Seong-Jin Cho at Carnegie Hall – Haydn, Ravel, Liszt

Seong-Jin Cho at Carnegie Hall – Haydn, Ravel, Liszt

Four months after his Carnegie Hall appearance with the Boston Symphony Orchestra, Seong-Jin Cho returned, opening with one of Haydn’s few Sonatas in a minor key. After the impatiently insistent opening came a suitably sprightly delivery of the extraordinarily passionate Presto first movement. The tenderly rendered Adagio, its flowery filigree brimming with light, moved seamlessly via a passage of operatic-like recitative into a bouncy and bracing Finale.

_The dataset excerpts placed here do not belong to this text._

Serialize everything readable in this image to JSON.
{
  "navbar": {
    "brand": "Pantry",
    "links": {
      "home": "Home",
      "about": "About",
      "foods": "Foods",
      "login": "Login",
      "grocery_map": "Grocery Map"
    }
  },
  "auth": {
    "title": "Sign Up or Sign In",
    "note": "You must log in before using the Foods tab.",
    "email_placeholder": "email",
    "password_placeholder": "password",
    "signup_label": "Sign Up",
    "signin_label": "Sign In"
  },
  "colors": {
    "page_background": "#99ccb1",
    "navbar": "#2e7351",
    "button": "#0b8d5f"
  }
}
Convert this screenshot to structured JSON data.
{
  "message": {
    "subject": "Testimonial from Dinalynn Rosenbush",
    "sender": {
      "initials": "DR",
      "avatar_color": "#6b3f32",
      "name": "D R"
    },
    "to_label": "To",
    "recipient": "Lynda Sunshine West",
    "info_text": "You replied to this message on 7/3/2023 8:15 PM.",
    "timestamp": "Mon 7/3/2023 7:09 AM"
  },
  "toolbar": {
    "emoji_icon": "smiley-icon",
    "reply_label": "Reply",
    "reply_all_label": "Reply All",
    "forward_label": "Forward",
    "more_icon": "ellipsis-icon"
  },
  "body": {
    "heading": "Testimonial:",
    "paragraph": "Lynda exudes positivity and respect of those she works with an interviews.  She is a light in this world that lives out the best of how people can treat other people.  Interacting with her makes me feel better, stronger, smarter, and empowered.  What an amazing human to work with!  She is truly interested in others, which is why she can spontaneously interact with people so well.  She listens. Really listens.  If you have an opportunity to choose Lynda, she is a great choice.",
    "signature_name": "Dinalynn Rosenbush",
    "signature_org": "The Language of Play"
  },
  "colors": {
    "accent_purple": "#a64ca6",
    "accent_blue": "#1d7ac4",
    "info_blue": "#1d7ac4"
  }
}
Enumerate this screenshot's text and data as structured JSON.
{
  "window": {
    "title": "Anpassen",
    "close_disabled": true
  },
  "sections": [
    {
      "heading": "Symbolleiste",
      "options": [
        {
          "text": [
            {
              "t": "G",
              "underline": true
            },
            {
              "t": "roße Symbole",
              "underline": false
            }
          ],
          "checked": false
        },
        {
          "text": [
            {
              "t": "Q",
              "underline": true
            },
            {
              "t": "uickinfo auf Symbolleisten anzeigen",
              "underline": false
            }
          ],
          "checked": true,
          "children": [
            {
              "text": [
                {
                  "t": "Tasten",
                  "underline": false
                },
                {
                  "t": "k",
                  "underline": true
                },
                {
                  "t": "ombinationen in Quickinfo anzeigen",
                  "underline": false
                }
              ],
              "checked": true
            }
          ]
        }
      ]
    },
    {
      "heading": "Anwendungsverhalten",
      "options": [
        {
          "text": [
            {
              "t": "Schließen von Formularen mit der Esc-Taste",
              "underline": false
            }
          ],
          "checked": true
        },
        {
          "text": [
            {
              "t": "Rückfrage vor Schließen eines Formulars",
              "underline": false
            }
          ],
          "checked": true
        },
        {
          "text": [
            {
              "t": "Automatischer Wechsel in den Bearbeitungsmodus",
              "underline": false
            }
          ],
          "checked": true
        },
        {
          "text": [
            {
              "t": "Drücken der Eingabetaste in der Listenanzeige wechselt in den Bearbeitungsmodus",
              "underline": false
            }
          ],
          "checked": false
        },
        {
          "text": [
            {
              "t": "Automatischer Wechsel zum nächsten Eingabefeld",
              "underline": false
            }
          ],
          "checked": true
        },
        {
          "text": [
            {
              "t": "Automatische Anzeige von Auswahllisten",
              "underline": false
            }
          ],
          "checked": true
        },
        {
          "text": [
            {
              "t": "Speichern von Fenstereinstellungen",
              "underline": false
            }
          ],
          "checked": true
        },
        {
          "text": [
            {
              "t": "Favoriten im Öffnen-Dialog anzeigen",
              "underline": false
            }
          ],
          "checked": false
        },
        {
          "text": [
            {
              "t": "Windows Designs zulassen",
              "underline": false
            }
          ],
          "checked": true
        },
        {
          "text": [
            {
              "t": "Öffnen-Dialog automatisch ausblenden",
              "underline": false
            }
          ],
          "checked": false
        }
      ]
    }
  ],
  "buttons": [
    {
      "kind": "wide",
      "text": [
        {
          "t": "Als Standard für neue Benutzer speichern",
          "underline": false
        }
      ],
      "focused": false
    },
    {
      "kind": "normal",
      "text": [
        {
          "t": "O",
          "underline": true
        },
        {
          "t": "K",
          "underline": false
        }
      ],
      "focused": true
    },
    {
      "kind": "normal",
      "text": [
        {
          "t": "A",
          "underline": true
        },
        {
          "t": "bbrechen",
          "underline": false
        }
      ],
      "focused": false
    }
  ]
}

Although in a more modern mode, much of Ravel’s oeuvre draws on styles and composers of the past. Cho delivered a wistful version of the short Minuet written to commemorate the 1909 centenary of Haydn’s death, a bittersweet piece in which the first five notes of the recurring theme form a musical anagram of the Viennese master’s name. Dedicated to friends who lost their lives in World War I, the six-part Le tombeau de Couperin evokes a 17th-century dance suite. Among the many delights in Cho’s performance were the distinctive textures in the opening ‘Prélude’ and ensuing ‘Fugue’, the crisp articulation in the ‘Forlane’,  the polished approach to the snappy ‘Rigaudon’, the refined clarity of the heartfelt ‘Menuet’, and the electrifying intensity of the concluding ‘Toccata’.

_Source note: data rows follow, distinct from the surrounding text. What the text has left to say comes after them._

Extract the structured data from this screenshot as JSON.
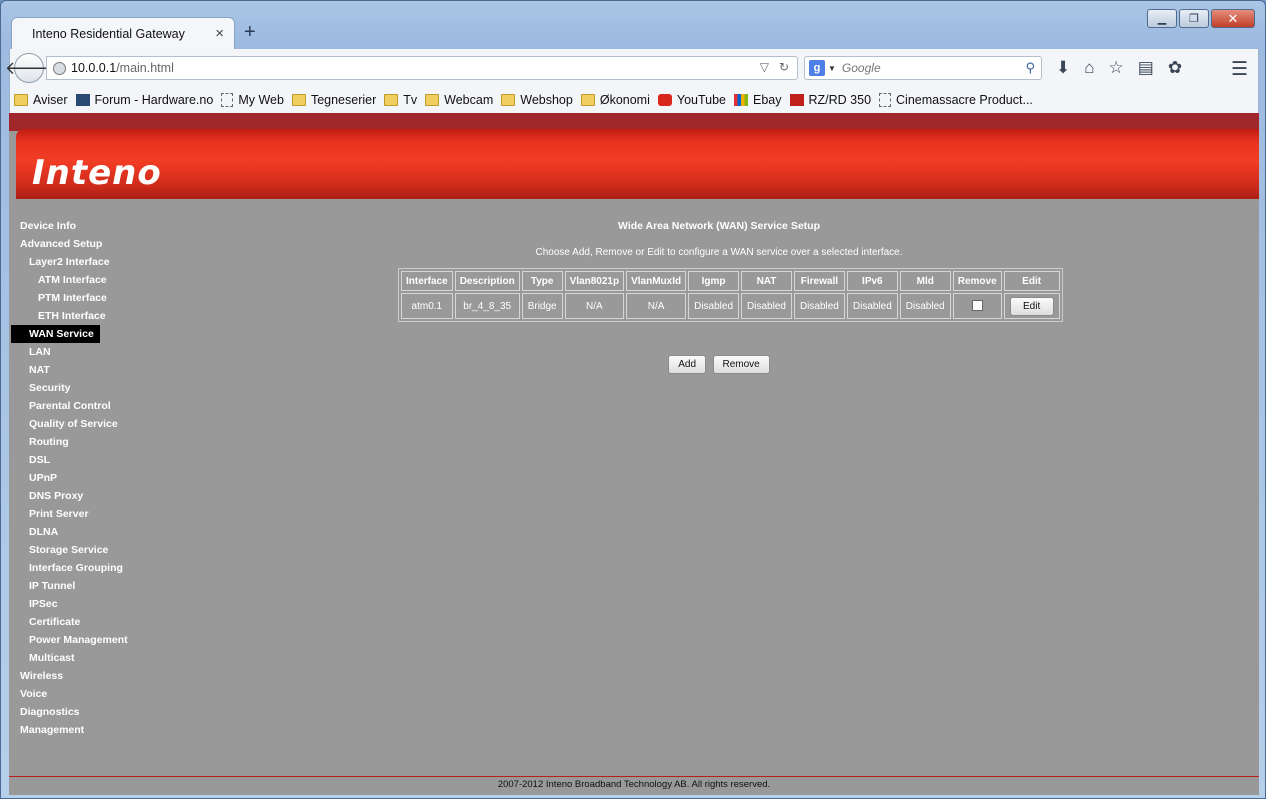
{
  "browser": {
    "tab_title": "Inteno Residential Gateway",
    "tab_close": "×",
    "new_tab": "+",
    "url_host": "10.0.0.1",
    "url_path": "/main.html",
    "search_placeholder": "Google",
    "window_controls": {
      "minimize": "▁",
      "maximize": "❐",
      "close": "✕"
    }
  },
  "bookmarks": [
    {
      "label": "Aviser",
      "icon": "folder"
    },
    {
      "label": "Forum - Hardware.no",
      "icon": "hw"
    },
    {
      "label": "My Web",
      "icon": "page"
    },
    {
      "label": "Tegneserier",
      "icon": "folder"
    },
    {
      "label": "Tv",
      "icon": "folder"
    },
    {
      "label": "Webcam",
      "icon": "folder"
    },
    {
      "label": "Webshop",
      "icon": "folder"
    },
    {
      "label": "Økonomi",
      "icon": "folder"
    },
    {
      "label": "YouTube",
      "icon": "yt"
    },
    {
      "label": "Ebay",
      "icon": "ebay"
    },
    {
      "label": "RZ/RD 350",
      "icon": "rz"
    },
    {
      "label": "Cinemassacre Product...",
      "icon": "page"
    }
  ],
  "logo": "Inteno",
  "sidebar": [
    {
      "label": "Device Info",
      "level": 0
    },
    {
      "label": "Advanced Setup",
      "level": 0
    },
    {
      "label": "Layer2 Interface",
      "level": 1
    },
    {
      "label": "ATM Interface",
      "level": 2
    },
    {
      "label": "PTM Interface",
      "level": 2
    },
    {
      "label": "ETH Interface",
      "level": 2
    },
    {
      "label": "WAN Service",
      "level": 1,
      "active": true
    },
    {
      "label": "LAN",
      "level": 1
    },
    {
      "label": "NAT",
      "level": 1
    },
    {
      "label": "Security",
      "level": 1
    },
    {
      "label": "Parental Control",
      "level": 1
    },
    {
      "label": "Quality of Service",
      "level": 1
    },
    {
      "label": "Routing",
      "level": 1
    },
    {
      "label": "DSL",
      "level": 1
    },
    {
      "label": "UPnP",
      "level": 1
    },
    {
      "label": "DNS Proxy",
      "level": 1
    },
    {
      "label": "Print Server",
      "level": 1
    },
    {
      "label": "DLNA",
      "level": 1
    },
    {
      "label": "Storage Service",
      "level": 1
    },
    {
      "label": "Interface Grouping",
      "level": 1
    },
    {
      "label": "IP Tunnel",
      "level": 1
    },
    {
      "label": "IPSec",
      "level": 1
    },
    {
      "label": "Certificate",
      "level": 1
    },
    {
      "label": "Power Management",
      "level": 1
    },
    {
      "label": "Multicast",
      "level": 1
    },
    {
      "label": "Wireless",
      "level": 0
    },
    {
      "label": "Voice",
      "level": 0
    },
    {
      "label": "Diagnostics",
      "level": 0
    },
    {
      "label": "Management",
      "level": 0
    }
  ],
  "main": {
    "title": "Wide Area Network (WAN) Service Setup",
    "description": "Choose Add, Remove or Edit to configure a WAN service over a selected interface.",
    "columns": [
      "Interface",
      "Description",
      "Type",
      "Vlan8021p",
      "VlanMuxId",
      "Igmp",
      "NAT",
      "Firewall",
      "IPv6",
      "Mld",
      "Remove",
      "Edit"
    ],
    "rows": [
      {
        "cells": [
          "atm0.1",
          "br_4_8_35",
          "Bridge",
          "N/A",
          "N/A",
          "Disabled",
          "Disabled",
          "Disabled",
          "Disabled",
          "Disabled"
        ],
        "edit_label": "Edit"
      }
    ],
    "add_label": "Add",
    "remove_label": "Remove"
  },
  "footer": "2007-2012 Inteno Broadband Technology AB. All rights reserved."
}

The second half was taken up by the seven pieces in the second volume of Années de pèlerinage, a musical album resulting from Liszt’s travels in Italy in the 1830s. A rapturous rendering of the intensely spiritual ‘Sposalizio’, inspired by Raphael’s painting ‘The Marriage of the Virgin’ in Milan, was followed by a dirge-like account of ‘Il penseroso’. After a charmingly rhythmic treatmentof the jaunty ‘Canzonetta del Salvator Rosa’, based on a 17th-century song by Giovanni Bononcini, came ingeniously varied characterizations of three ‘Sonneti del Petrarca’, the ballad-like No.123, with its iridescent chromatic runs coming off as the most chimerical. Cho’s most dynamic and powerful playing came in the final piece, ‘Après une lecture du Dante; Fantasia quasi sonata’, also known as the ‘Dante Sonata’, a lengthy reflection on the trials of Paolo and Francesca, the damned lovers in Dante’s Inferno

There were two encores: ‘Traumerei’ from Schumann’s Kinderszenen,and a virtuosic account of Chopin’s ‘Heroic’ Polonaise in A-flat.